Spark MLlib: Making Practical Machine Learning Easy and Scalable

Xiangrui Meng, a committer on Apache Spark, talks about how to make machine learning easy and scalable with Spark MLlib. Xiangrui has been actively involved in the development of Spark MLlib and the new DataFrame API. MLlib is an Apache Spark component that focuses on large-scale machine learning (ML). With 50+ organizations and 110+ individuals contributing, MLlib is one of the most active open-source projects on ML. In this talk, Xiangrui shares his experience in developing MLlib. The talk covers both higher-level APIs, ML pipelines, that make MLlib easy to use, as well as lower-level optimizations that make MLlib scale to massive datasets.
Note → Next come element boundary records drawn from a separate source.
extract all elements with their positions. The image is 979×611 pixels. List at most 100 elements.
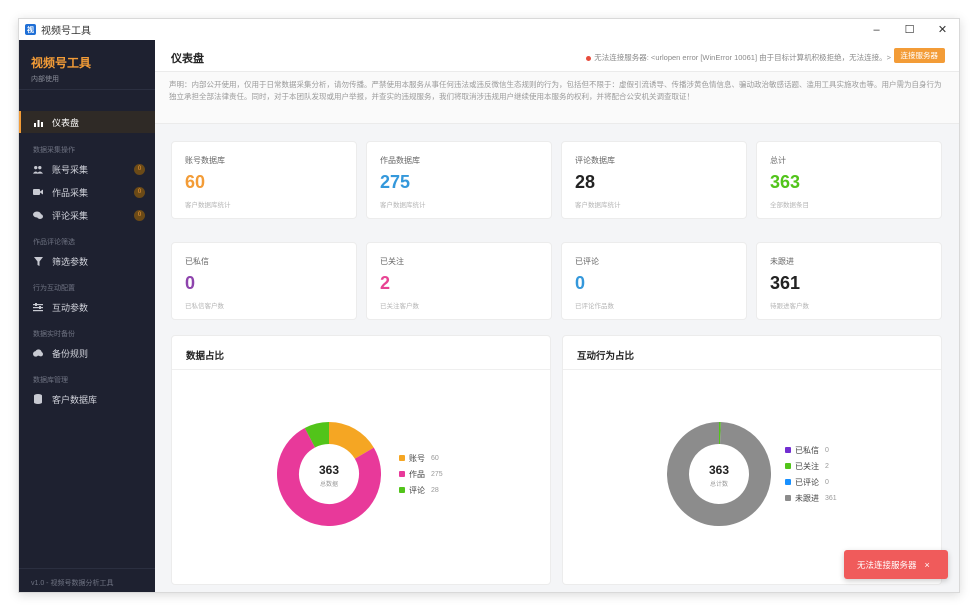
stat-card: 已关注 2 已关注客户数 [366,242,552,320]
brand: 视频号工具 内部使用 [19,40,155,90]
legend-value: 0 [825,479,829,486]
toast-close-button[interactable]: × [925,560,930,570]
stat-card: 评论数据库 28 客户数据库统计 [561,141,747,219]
legend-label: 已评论 [795,477,819,488]
donut-center-value: 363 [304,463,354,477]
legend-item[interactable]: 已私信 0 [785,442,837,458]
panel-title: 互动行为占比 [577,348,634,362]
stat-subtitle: 已关注客户数 [380,300,419,310]
donut-slice [310,433,329,438]
stat-subtitle: 已评论作品数 [575,300,614,310]
stat-subtitle: 客户数据库统计 [380,199,426,209]
sidebar-item-filter-params[interactable]: 筛选参数 [19,250,155,272]
legend-value: 0 [825,447,829,454]
video-icon [33,187,43,197]
stat-card: 未跟进 361 待跟进客户数 [756,242,942,320]
sidebar-item-label: 仪表盘 [52,116,79,129]
stat-label: 账号数据库 [185,155,225,166]
legend-swatch [785,495,791,501]
stat-value: 0 [575,273,585,294]
sidebar-item-comment-collect[interactable]: 评论采集 0 [19,204,155,226]
stat-label: 已关注 [380,256,404,267]
window-title: 视频号工具 [41,22,91,37]
legend-value: 28 [431,487,439,494]
donut-slice [329,433,364,453]
maximize-button[interactable]: ☐ [893,19,926,40]
stat-subtitle: 客户数据库统计 [575,199,621,209]
sidebar-item-works-collect[interactable]: 作品采集 0 [19,181,155,203]
connect-server-button[interactable]: 连接服务器 [894,48,946,63]
interaction-ratio-panel: 互动行为占比 363 总计数 已私信 0 已关注 2 已评论 0 未跟进 361 [562,335,942,585]
filter-icon [33,256,43,266]
stat-subtitle: 客户数据库统计 [185,199,231,209]
stat-value: 361 [770,273,800,294]
donut-center-label: 总数据 [304,479,354,488]
sidebar-item-backup-rules[interactable]: 备份规则 [19,342,155,364]
main-content: 仪表盘 无法连接服务器: <urlopen error [WinError 10… [155,40,960,593]
stat-label: 已评论 [575,256,599,267]
legend-item[interactable]: 评论 28 [399,482,443,498]
interaction-ratio-legend: 已私信 0 已关注 2 已评论 0 未跟进 361 [785,442,837,506]
count-badge: 0 [134,187,145,198]
stat-card: 总计 363 全部数据条目 [756,141,942,219]
stat-label: 总计 [770,155,786,166]
stat-value: 2 [380,273,390,294]
legend-label: 已关注 [795,461,819,472]
users-icon [33,164,43,174]
app-icon: 视 [25,24,36,35]
sidebar-item-label: 账号采集 [52,163,88,176]
legend-value: 60 [431,455,439,462]
legend-item[interactable]: 账号 60 [399,450,443,466]
legend-swatch [399,471,405,477]
nav-group-label: 数据采集操作 [33,145,75,155]
legend-item[interactable]: 未跟进 361 [785,490,837,506]
sidebar-item-account-collect[interactable]: 账号采集 0 [19,158,155,180]
sidebar-item-label: 互动参数 [52,301,88,314]
sidebar-item-customer-db[interactable]: 客户数据库 [19,388,155,410]
sidebar-item-label: 筛选参数 [52,255,88,268]
sidebar-item-label: 作品采集 [52,186,88,199]
database-icon [33,394,43,404]
stat-label: 已私信 [185,256,209,267]
nav-group-label: 数据实时备份 [33,329,75,339]
brand-title: 视频号工具 [31,54,143,71]
legend-value: 361 [825,495,837,502]
comment-icon [33,210,43,220]
stat-value: 275 [380,172,410,193]
legend-item[interactable]: 作品 275 [399,466,443,482]
close-button[interactable]: ✕ [926,19,959,40]
legend-swatch [785,447,791,453]
stat-value: 363 [770,172,800,193]
legend-item[interactable]: 已评论 0 [785,474,837,490]
nav-group-label: 作品评论筛选 [33,237,75,247]
connection-status: 无法连接服务器: <urlopen error [WinError 10061]… [586,52,891,63]
stat-label: 作品数据库 [380,155,420,166]
legend-swatch [785,479,791,485]
nav-group-label: 数据库管理 [33,375,68,385]
cloud-icon [33,348,43,358]
legend-label: 已私信 [795,445,819,456]
stat-card: 已私信 0 已私信客户数 [171,242,357,320]
data-ratio-legend: 账号 60 作品 275 评论 28 [399,450,443,498]
count-badge: 0 [134,164,145,175]
legend-item[interactable]: 已关注 2 [785,458,837,474]
legend-value: 275 [431,471,443,478]
stat-value: 0 [185,273,195,294]
sidebar-item-dashboard[interactable]: 仪表盘 [19,111,155,133]
bar-chart-icon [33,117,43,127]
minimize-button[interactable]: – [860,19,893,40]
data-ratio-panel: 数据占比 363 总数据 账号 60 作品 275 评论 28 [171,335,551,585]
error-toast: 无法连接服务器 × [844,550,948,579]
nav-group-label: 行为互动配置 [33,283,75,293]
page-title: 仪表盘 [171,50,204,66]
status-dot-icon [586,56,591,61]
sidebar-item-label: 客户数据库 [52,393,97,406]
panel-title: 数据占比 [186,348,224,362]
stat-subtitle: 待跟进客户数 [770,300,809,310]
donut-center-value: 363 [694,463,744,477]
legend-swatch [399,487,405,493]
legend-label: 评论 [409,485,425,496]
status-text: 无法连接服务器: <urlopen error [WinError 10061]… [594,53,891,62]
app-window: 视 视频号工具 – ☐ ✕ 视频号工具 内部使用 仪表盘 数据采集操作 账号采集… [18,18,960,593]
sidebar-item-interaction-params[interactable]: 互动参数 [19,296,155,318]
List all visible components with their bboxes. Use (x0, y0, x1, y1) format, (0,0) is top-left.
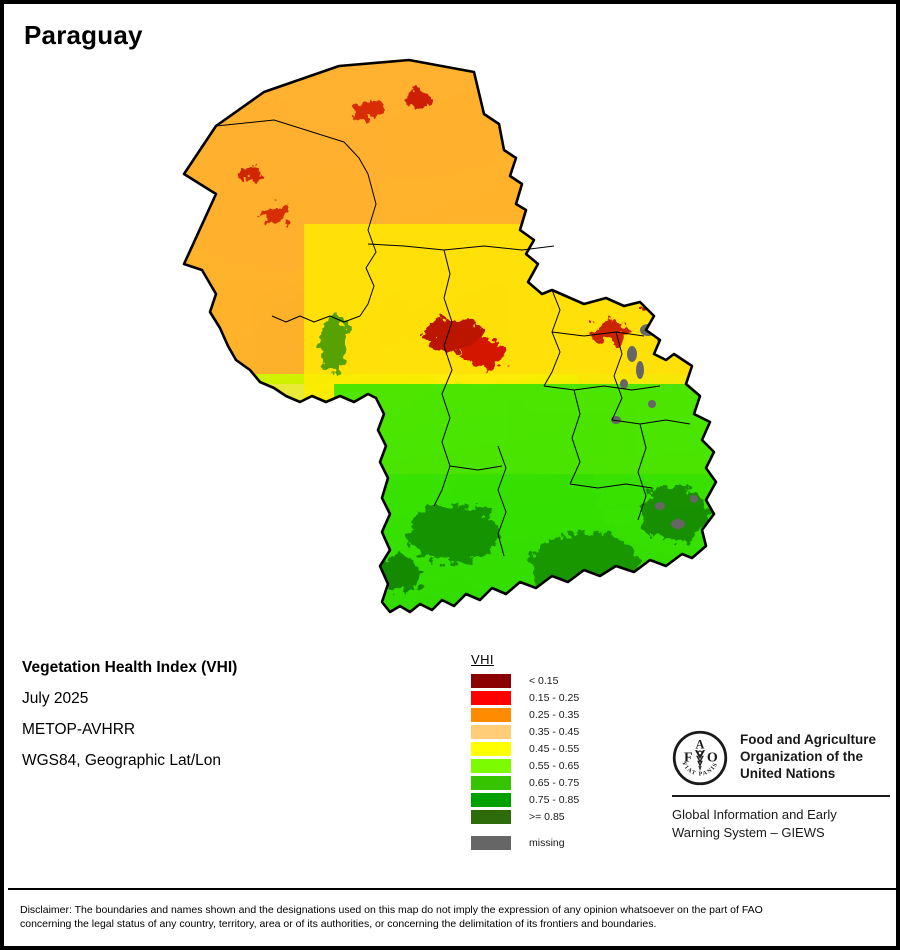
giews-line: Global Information and Early (672, 807, 837, 822)
fao-letter-f: F (684, 750, 693, 765)
vhi-legend: VHI < 0.15 0.15 - 0.25 0.25 - 0.35 0.35 … (471, 652, 579, 852)
legend-swatch (471, 742, 511, 756)
disclaimer-line: concerning the legal status of any count… (20, 918, 657, 930)
info-projection: WGS84, Geographic Lat/Lon (22, 752, 222, 769)
legend-swatch (471, 691, 511, 705)
fao-logo-icon: F A O FIAT PANIS (672, 730, 728, 786)
fao-name-line: Organization of the (740, 749, 863, 764)
disclaimer-divider (8, 888, 896, 890)
map-canvas[interactable] (154, 54, 784, 634)
legend-label: 0.35 - 0.45 (529, 725, 580, 738)
legend-row: 0.75 - 0.85 (471, 792, 579, 808)
fao-letter-o: O (707, 750, 718, 765)
page-title: Paraguay (24, 20, 143, 50)
info-period: July 2025 (22, 690, 89, 707)
giews-block: Global Information and Early Warning Sys… (672, 806, 892, 842)
legend-label-missing: missing (529, 836, 565, 849)
legend-row: < 0.15 (471, 673, 579, 689)
legend-row: 0.25 - 0.35 (471, 707, 579, 723)
fao-divider (672, 795, 890, 797)
disclaimer-line: Disclaimer: The boundaries and names sho… (20, 904, 763, 916)
legend-label: 0.25 - 0.35 (529, 708, 580, 721)
legend-row: 0.55 - 0.65 (471, 758, 579, 774)
info-sensor: METOP-AVHRR (22, 721, 136, 738)
legend-swatch (471, 708, 511, 722)
info-heading: Vegetation Health Index (VHI) (22, 659, 238, 676)
fao-name-line: Food and Agriculture (740, 732, 876, 747)
fao-name-block: Food and Agriculture Organization of the… (740, 730, 876, 782)
legend-swatch (471, 725, 511, 739)
legend-swatch-missing (471, 836, 511, 850)
legend-label: 0.45 - 0.55 (529, 742, 580, 755)
vhi-raster (184, 60, 716, 612)
legend-row: 0.35 - 0.45 (471, 724, 579, 740)
legend-label: 0.15 - 0.25 (529, 691, 580, 704)
legend-swatch (471, 793, 511, 807)
legend-row: 0.65 - 0.75 (471, 775, 579, 791)
fao-branding: F A O FIAT PANIS Food and Agriculture Or… (672, 730, 892, 842)
legend-title: VHI (471, 652, 494, 667)
legend-label: 0.55 - 0.65 (529, 759, 580, 772)
legend-row: 0.45 - 0.55 (471, 741, 579, 757)
legend-label: >= 0.85 (529, 810, 565, 823)
country-outline (182, 58, 718, 614)
department-boundaries (215, 119, 691, 557)
legend-swatch (471, 810, 511, 824)
legend-row: 0.15 - 0.25 (471, 690, 579, 706)
fao-letter-a: A (696, 737, 705, 751)
legend-row: >= 0.85 (471, 809, 579, 825)
disclaimer-block: Disclaimer: The boundaries and names sho… (20, 903, 888, 931)
paraguay-vhi-map[interactable] (154, 54, 784, 634)
legend-label: < 0.15 (529, 674, 559, 687)
map-info-block: Vegetation Health Index (VHI) July 2025 … (22, 659, 442, 783)
wheat-ear-icon (694, 750, 706, 771)
giews-line: Warning System – GIEWS (672, 825, 825, 840)
legend-label: 0.75 - 0.85 (529, 793, 580, 806)
fao-name-line: United Nations (740, 766, 836, 781)
legend-swatch (471, 674, 511, 688)
legend-label: 0.65 - 0.75 (529, 776, 580, 789)
legend-swatch (471, 776, 511, 790)
legend-swatch (471, 759, 511, 773)
legend-row-missing: missing (471, 835, 579, 851)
ML workflows often involve a sequence of processing and learning stages. Realistic workflows are often even more complex, including cross-validation to choose parameters and combining multiple data sources. Inspired by scikit-learn, we proposed simple APIs to help users quickly assemble and tune ML pipelines. Under the hood, it seamlessly integrates with Spark SQL’s DataFrames and utilizes its data sources, flexible column operations, rich data types, as well as execution plan optimization to create efficient and scalable implementations.

There are many factors affecting a parallel implementation of an ML algorithm, e.g., optimization algorithm, platform limitation, communication pattern, data locality, numerical stability and performance, and fault-tolerance. Different implementations of the same ML algorithm can perform dramatically different. Xiangrui shares lessons learned from optimizing the alternating least squares (ALS) implementation in MLlib.

This talk was recorded at the NYC ML Meetup at Pivotal Labs in NYC.